Tout le monde a remarqué que François Fillon, dans la partie du débat télévisé portant sur l’exemplarité d’un président de la République, faisait usage de l’anaphore, commençant cinq phrases successives par « un président exemplaire (c’) est un président qui… ». Chacun aura relevé la forme parodique du propos, calqué sur celui de François Hollande cinq ans plus tôt. Mais là s’arrête la similitude. En 2012, le candidat socialiste indiquait à chaque étape de son énumération tout à la fois ce qu’il reprochait à son concurrent et ce qu’il s’engageait à ne pas faire une fois élu. En 2017, le candidat de la droite et du centre ne s’en prend pas à ses concurrents mais, un peu, à Nicolas Sarkozy et, beaucoup, à François Hollande. Pourtant, ni l’un ni l’autre ne participent à la présente compétition, ce qui semble indiquer qu’au fond, François Fillon n’est pas dans la bataille pour le prochain quinquennat, mais règle ses comptes avec les deux derniers locataires de l’Elysée.

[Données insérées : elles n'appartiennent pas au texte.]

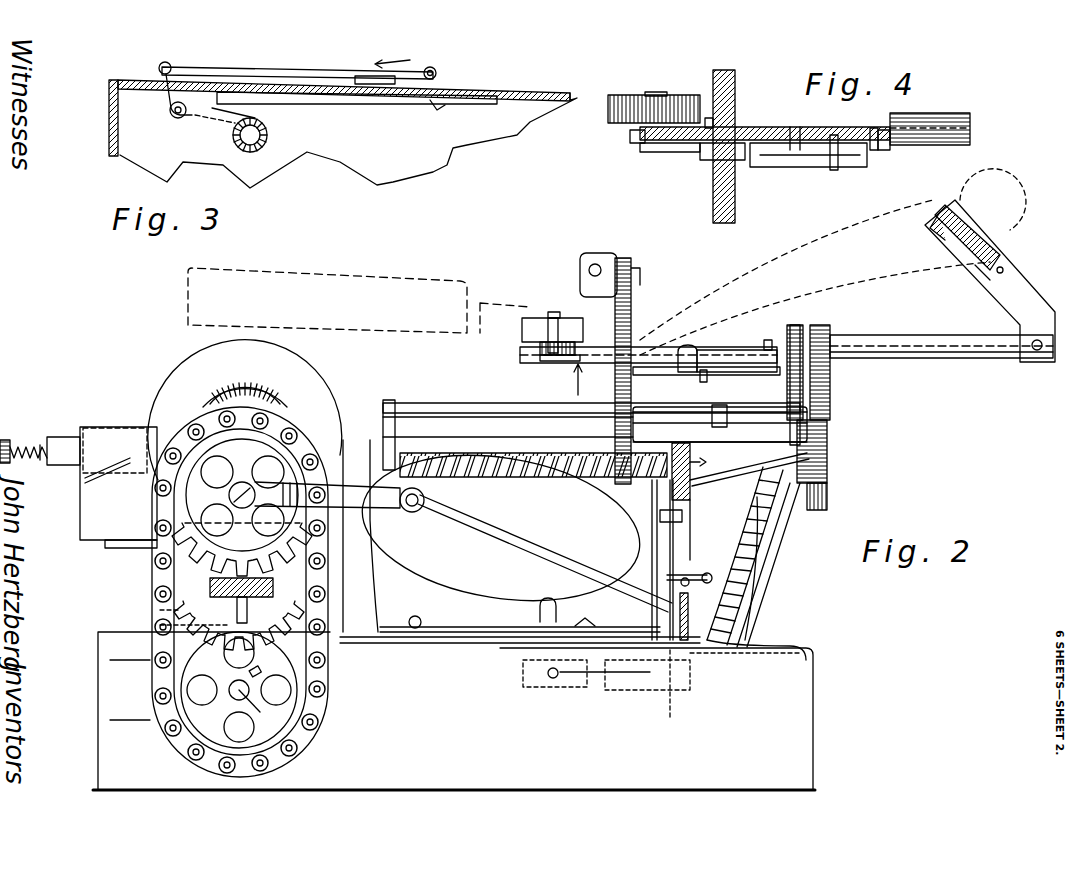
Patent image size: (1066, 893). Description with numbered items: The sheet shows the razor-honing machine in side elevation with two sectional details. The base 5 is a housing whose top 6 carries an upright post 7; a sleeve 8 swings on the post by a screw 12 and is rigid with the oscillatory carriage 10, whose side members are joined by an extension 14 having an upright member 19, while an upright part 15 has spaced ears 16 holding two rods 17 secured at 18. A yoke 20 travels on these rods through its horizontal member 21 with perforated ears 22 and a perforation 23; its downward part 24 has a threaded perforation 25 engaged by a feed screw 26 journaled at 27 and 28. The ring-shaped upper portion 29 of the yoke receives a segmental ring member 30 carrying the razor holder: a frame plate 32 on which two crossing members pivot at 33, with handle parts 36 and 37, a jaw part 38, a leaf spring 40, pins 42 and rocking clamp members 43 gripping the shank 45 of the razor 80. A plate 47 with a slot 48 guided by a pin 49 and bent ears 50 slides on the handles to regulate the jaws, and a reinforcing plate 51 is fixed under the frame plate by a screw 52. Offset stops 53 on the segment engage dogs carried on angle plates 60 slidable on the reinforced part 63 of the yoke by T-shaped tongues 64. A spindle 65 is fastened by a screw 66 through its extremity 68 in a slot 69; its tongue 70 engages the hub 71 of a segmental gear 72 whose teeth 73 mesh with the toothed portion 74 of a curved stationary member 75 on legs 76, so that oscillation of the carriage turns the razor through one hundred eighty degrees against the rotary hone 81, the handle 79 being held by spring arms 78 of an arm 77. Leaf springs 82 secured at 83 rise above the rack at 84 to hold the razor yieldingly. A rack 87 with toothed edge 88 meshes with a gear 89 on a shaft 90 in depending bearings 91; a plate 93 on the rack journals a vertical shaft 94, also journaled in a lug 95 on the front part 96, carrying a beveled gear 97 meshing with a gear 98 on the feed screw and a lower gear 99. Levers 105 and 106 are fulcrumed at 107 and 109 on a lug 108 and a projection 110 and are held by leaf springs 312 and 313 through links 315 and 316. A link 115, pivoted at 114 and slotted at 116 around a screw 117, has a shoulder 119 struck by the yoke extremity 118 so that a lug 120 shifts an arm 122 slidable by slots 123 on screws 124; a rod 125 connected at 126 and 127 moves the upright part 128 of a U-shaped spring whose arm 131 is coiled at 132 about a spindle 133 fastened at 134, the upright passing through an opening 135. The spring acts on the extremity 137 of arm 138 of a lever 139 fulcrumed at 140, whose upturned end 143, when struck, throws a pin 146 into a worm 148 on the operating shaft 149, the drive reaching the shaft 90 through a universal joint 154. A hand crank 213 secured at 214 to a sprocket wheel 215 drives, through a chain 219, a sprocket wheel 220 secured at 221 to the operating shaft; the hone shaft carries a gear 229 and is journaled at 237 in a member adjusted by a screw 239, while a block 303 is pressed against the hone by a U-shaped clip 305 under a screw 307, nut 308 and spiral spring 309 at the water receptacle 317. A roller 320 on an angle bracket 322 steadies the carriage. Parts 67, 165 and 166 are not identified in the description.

In FIG. 3, the base 5 is at (108, 114).
In FIG. 2, the base 5 is at (720, 797).
In FIG. 2, the top plate 6 is at (572, 379).
In FIG. 2, the upright post 7 is at (372, 570).
In FIG. 2, the sleeve 8 is at (354, 407).
In FIG. 2, the oscillatory carriage 10 is at (518, 491).
In FIG. 2, the screw 12 is at (360, 440).
In FIG. 2, the extension 14 is at (738, 462).
In FIG. 2, the upright part 15 is at (508, 427).
In FIG. 2, the spaced ears 16 is at (392, 400).
In FIG. 2, the rods 17 is at (450, 405).
In FIG. 2, the rod securing point 18 is at (790, 398).
In FIG. 2, the upright member 19 is at (830, 397).
In FIG. 2, the yoke 20 is at (720, 409).
In FIG. 2, the horizontal member 21 is at (690, 407).
In FIG. 2, the ears 22 is at (709, 422).
In FIG. 2, the perforation 23 is at (615, 424).
In FIG. 2, the downward part 24 is at (545, 511).
In FIG. 2, the threaded perforation 25 is at (572, 519).
In FIG. 2, the feed screw 26 is at (480, 478).
In FIG. 2, the feed screw journal 27 is at (720, 432).
In FIG. 2, the feed screw journal 28 is at (386, 440).
In FIG. 4, the upper portion of yoke 29 is at (735, 195).
In FIG. 2, the upper portion of yoke 29 is at (631, 330).
In FIG. 4, the segmental ring member 30 is at (735, 80).
In FIG. 4, the frame plate 32 is at (760, 127).
In FIG. 2, the frame plate 32 is at (660, 347).
In FIG. 4, the pivot screw 33 is at (705, 160).
In FIG. 2, the handle part 36 is at (700, 355).
In FIG. 4, the handle part 37 is at (835, 145).
In FIG. 4, the jaw part 38 is at (640, 147).
In FIG. 2, the jaw part 38 is at (540, 360).
In FIG. 4, the leaf spring 40 is at (630, 134).
In FIG. 4, the pins 42 is at (652, 92).
In FIG. 2, the pins 42 is at (520, 330).
In FIG. 4, the clamp members 43 is at (628, 95).
In FIG. 2, the clamp members 43 is at (540, 318).
In FIG. 2, the razor shank 45 is at (510, 308).
In FIG. 4, the plate 47 is at (790, 167).
In FIG. 2, the plate 47 is at (745, 375).
In FIG. 4, the slot 48 is at (805, 167).
In FIG. 4, the pin 49 is at (838, 168).
In FIG. 2, the pin 49 is at (710, 385).
In FIG. 2, the ears 50 is at (690, 350).
In FIG. 4, the reinforcing plate 51 is at (775, 125).
In FIG. 4, the screw 52 is at (802, 125).
In FIG. 4, the offset part 53 is at (708, 118).
In FIG. 2, the angle plates 60 is at (618, 253).
In FIG. 2, the reinforced part 63 is at (640, 272).
In FIG. 2, the T-shaped tongues 64 is at (631, 262).
In FIG. 4, the spindle 65 is at (940, 122).
In FIG. 2, the spindle 65 is at (895, 360).
In FIG. 4, the screw 66 is at (885, 130).
In FIG. 2, the screw 66 is at (768, 340).
In FIG. 4, the collar 67 is at (895, 148).
In FIG. 4, the spindle extremity 68 is at (874, 128).
In FIG. 4, the slot 69 is at (935, 146).
In FIG. 4, the tongue 70 is at (930, 113).
In FIG. 2, the tongue 70 is at (938, 334).
In FIG. 2, the hub 71 is at (830, 330).
In FIG. 2, the segmental gear 72 is at (830, 415).
In FIG. 2, the gear teeth 73 is at (828, 440).
In FIG. 2, the toothed portion 74 is at (828, 492).
In FIG. 2, the curved stationary member 75 is at (815, 510).
In FIG. 2, the legs 76 is at (792, 560).
In FIG. 2, the arm 77 is at (1000, 300).
In FIG. 2, the spring arms 78 is at (938, 236).
In FIG. 2, the razor handle 79 is at (868, 228).
In FIG. 2, the razor 80 is at (359, 290).
In FIG. 2, the rotary hone 81 is at (178, 368).
In FIG. 2, the leaf springs 82 is at (780, 530).
In FIG. 2, the spring securing point 83 is at (775, 642).
In FIG. 2, the spring upper parts 84 is at (770, 457).
In FIG. 2, the rack 87 is at (625, 670).
In FIG. 2, the toothed edge 88 is at (740, 690).
In FIG. 2, the gear 89 is at (675, 702).
In FIG. 2, the shaft 90 is at (655, 690).
In FIG. 2, the depending bearings 91 is at (728, 700).
In FIG. 2, the plate 93 is at (501, 528).
In FIG. 2, the vertical shaft 94 is at (652, 555).
In FIG. 2, the lug 95 is at (650, 475).
In FIG. 2, the front part 96 is at (690, 480).
In FIG. 2, the beveled gear 97 is at (586, 527).
In FIG. 2, the gear 98 is at (672, 450).
In FIG. 2, the gear 99 is at (628, 688).
In FIG. 2, the lever 105 is at (580, 572).
In FIG. 2, the lever 106 is at (590, 594).
In FIG. 2, the fulcrum 107 is at (685, 516).
In FIG. 2, the lug 108 is at (600, 549).
In FIG. 2, the fulcrum 109 is at (569, 544).
In FIG. 2, the projection 110 is at (526, 565).
In FIG. 2, the pivotal connection 114 is at (690, 605).
In FIG. 2, the link 115 is at (518, 548).
In FIG. 2, the slot 116 is at (370, 522).
In FIG. 2, the screw 117 is at (375, 545).
In FIG. 2, the yoke extremity 118 is at (540, 508).
In FIG. 2, the shoulder 119 is at (429, 497).
In FIG. 2, the lug 120 is at (580, 690).
In FIG. 3, the arm 122 is at (500, 90).
In FIG. 2, the arm 122 is at (452, 636).
In FIG. 3, the slots 123 is at (370, 78).
In FIG. 3, the screws 124 is at (400, 78).
In FIG. 2, the screws 124 is at (415, 616).
In FIG. 3, the rod 125 is at (318, 68).
In FIG. 2, the rod 125 is at (420, 580).
In FIG. 3, the rod connection 126 is at (437, 70).
In FIG. 2, the rod connection 126 is at (418, 616).
In FIG. 3, the rod connection 127 is at (168, 62).
In FIG. 3, the upright part 128 is at (138, 80).
In FIG. 3, the spring arm 131 is at (178, 116).
In FIG. 3, the coiled extremities 132 is at (170, 106).
In FIG. 3, the supporting spindle 133 is at (142, 117).
In FIG. 3, the spindle fastening 134 is at (199, 81).
In FIG. 3, the opening 135 is at (257, 48).
In FIG. 3, the arm extremity 137 is at (220, 98).
In FIG. 3, the lever arm 138 is at (405, 108).
In FIG. 3, the lever 139 is at (449, 110).
In FIG. 3, the fulcrum 140 is at (442, 135).
In FIG. 2, the upturned extremity 143 is at (523, 668).
In FIG. 3, the pin 146 is at (258, 118).
In FIG. 3, the worm 148 is at (233, 138).
In FIG. 3, the operating shaft 149 is at (262, 147).
In FIG. 2, the operating shaft 149 is at (264, 693).
In FIG. 2, the universal joint 154 is at (499, 739).
In FIG. 2, the stop 165 is at (532, 427).
In FIG. 2, the catch 166 is at (582, 619).
In FIG. 2, the hand crank 213 is at (335, 440).
In FIG. 2, the crank securing point 214 is at (243, 480).
In FIG. 2, the sprocket wheel 215 is at (118, 483).
In FIG. 2, the chain 219 is at (160, 575).
In FIG. 2, the sprocket wheel 220 is at (195, 673).
In FIG. 2, the sprocket securing point 221 is at (235, 692).
In FIG. 2, the gear 229 is at (246, 384).
In FIG. 2, the shaft journal 237 is at (268, 392).
In FIG. 2, the screw 239 is at (210, 585).
In FIG. 2, the block 303 is at (160, 430).
In FIG. 2, the U-shaped clip 305 is at (82, 440).
In FIG. 2, the screw 307 is at (42, 445).
In FIG. 2, the nut 308 is at (5, 440).
In FIG. 2, the spiral spring 309 is at (40, 445).
In FIG. 2, the leaf spring 312 is at (690, 530).
In FIG. 2, the leaf spring 313 is at (690, 548).
In FIG. 2, the link 315 is at (701, 572).
In FIG. 2, the link 316 is at (531, 610).
In FIG. 2, the water receptacle 317 is at (80, 520).
In FIG. 2, the roller 320 is at (806, 650).
In FIG. 2, the angle bracket 322 is at (720, 653).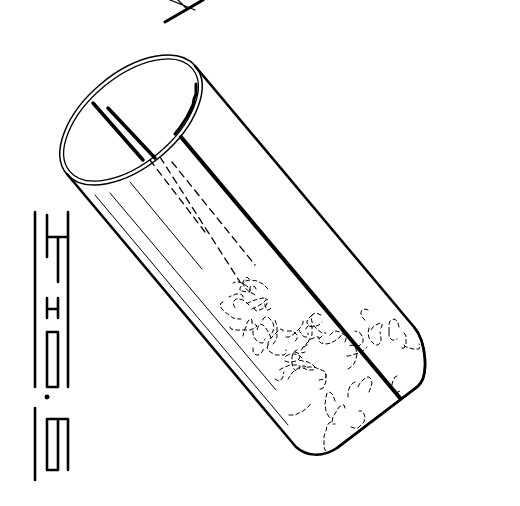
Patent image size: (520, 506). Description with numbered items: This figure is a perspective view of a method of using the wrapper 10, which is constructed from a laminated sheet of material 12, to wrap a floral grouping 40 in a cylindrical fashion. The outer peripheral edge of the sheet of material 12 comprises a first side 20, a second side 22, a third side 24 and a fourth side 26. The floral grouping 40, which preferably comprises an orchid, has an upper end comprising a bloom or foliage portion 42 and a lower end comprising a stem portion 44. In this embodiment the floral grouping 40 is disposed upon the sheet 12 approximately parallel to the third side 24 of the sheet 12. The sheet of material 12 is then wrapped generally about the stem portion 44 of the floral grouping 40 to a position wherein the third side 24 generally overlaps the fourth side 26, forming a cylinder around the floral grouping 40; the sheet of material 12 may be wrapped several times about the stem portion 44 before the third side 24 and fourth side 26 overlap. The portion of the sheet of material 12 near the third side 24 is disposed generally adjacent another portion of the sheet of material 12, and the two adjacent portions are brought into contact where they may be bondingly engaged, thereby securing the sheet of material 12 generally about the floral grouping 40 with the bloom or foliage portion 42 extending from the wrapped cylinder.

« faire entendre le camp des travailleurs »
Nathalie Arthaud, Le Grand débat, BFMTV, 4 avril 2017
Si les slogans des présidentiables gomment ordinairement les marques personnelles (En Marche !, qui reprend les initiales d’Emmanuel Macron, constitue un hapax, c’est-à-dire un cas isolé), celui de Lutte Ouvrière en fait un impératif idéologique, Nathalie Arthaud se présentant comme simple porte-parole du « camp des travailleurs ». La puissance performative de ce mot d’ordre est apparue lors du débat télévisé qui a permis à la candidate communiste de défendre son programme devant des millions de télespectateurs. Par sa structure, le slogan « faire entendre le camp des travailleurs » semble très proche de celui qu’a choisi le socialiste Benoît Hamon, « faire battre le cœur de la France ». Tous deux sont en effet fondés sur une périphrase verbale (faire + infinitif) suivie d’un complément du nom, qui invite à l’action ; mais ils s’avèrent en réalité antithétiques. Là où Benoît Hamon associe synecdoque et personnification, LO fait un usage moins abstrait de cette dernière figure, en prétendant « faire entendre le camp des travailleurs » plutôt que « les travailleurs » tout court. Lorsqu’on rapproche les deux formules, le jeu des sonorités (« cœur », « camp » ; « cœur », « travailleurs ») favorise à la fois l’analogie (le cœur de la France, ce sont les travailleurs) et le renversement, puisque « camp » isole les travailleurs du reste de la population. Vision clivée, où la classe ‒ qui ne connaît pas de frontières ‒ l’emporte sur la communauté nationale. Sont effacés au passage les accents patriotico-érotiques du slogan hamonien (on se souvient qu’au début de la Grande guerre, la propagande vantait l’uniforme des soldats, ce « pantalon garance où bat le cœur de la France »). De façon très pragmatique, pour N. Arthaud, seul importe de donner sa voix pour donner de la voix.